November 10th, 2011



David Wellington's Overwinter picks up where Frostbite left off, with Cheyenne Clark and Montgomery Powell, reluctant werewolves, heading north to the Arctic Circle. As the novel opens, we discover they're not just going somewhere remote where they can't hurt anyone--Powell believes there's a cure to be found up there. Unfortunately, they're not alone. The werewolf who passed the lycanthropy curse onto Powell, the insane Frenchwoman Lucie, has come looking for him, and on her trail is the Russian hunter Varkanin, who has ingested enough colloidal silver to turn his skin blue and make him invulnerable--poisonous even--to werewolves.

Frostbite was a solid novel, but its scope was pretty limited.

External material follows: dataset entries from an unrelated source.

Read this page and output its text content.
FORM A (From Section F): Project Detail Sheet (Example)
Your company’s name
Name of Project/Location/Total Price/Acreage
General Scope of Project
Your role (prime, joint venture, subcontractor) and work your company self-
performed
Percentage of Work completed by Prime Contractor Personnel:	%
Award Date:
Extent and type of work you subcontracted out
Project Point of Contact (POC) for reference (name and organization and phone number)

There's a lot more going on in Overwinter, which in my opinion makes it the rare sequel that's better than the original. The characters are more complex, the mythology is expanded upon, and the rules of the werewolf pack are explored in more depth.

Speaking of mythology, Wellington really plays up the Inuit and Dene animal spirits he introduced in Frostbite, allowing us to meet more of them, including a grumpy, reclusive polar bear spirit who's addicted to soap operas. Wellington also explores the curse that created lycanthropy in much more detail, looping in everything from trickster spirits to Neanderthals for the origin. In these ways, much like Frostbite or even the final volume of Wellington's zombie trilogy, Monster Planet, Overwinter is more a fantasy novel than a horror novel. There's a much more palpable sense of wonder and magic to be found here than dread or terror, which is one of the things I happen to like most about it.

Wellington has always displayed a keen and creative imagination in his novels, and this duology offers an exciting and original take on lycanthropy. I'd recommend both books to anyone who'd like to see new life injected into an old horror trope.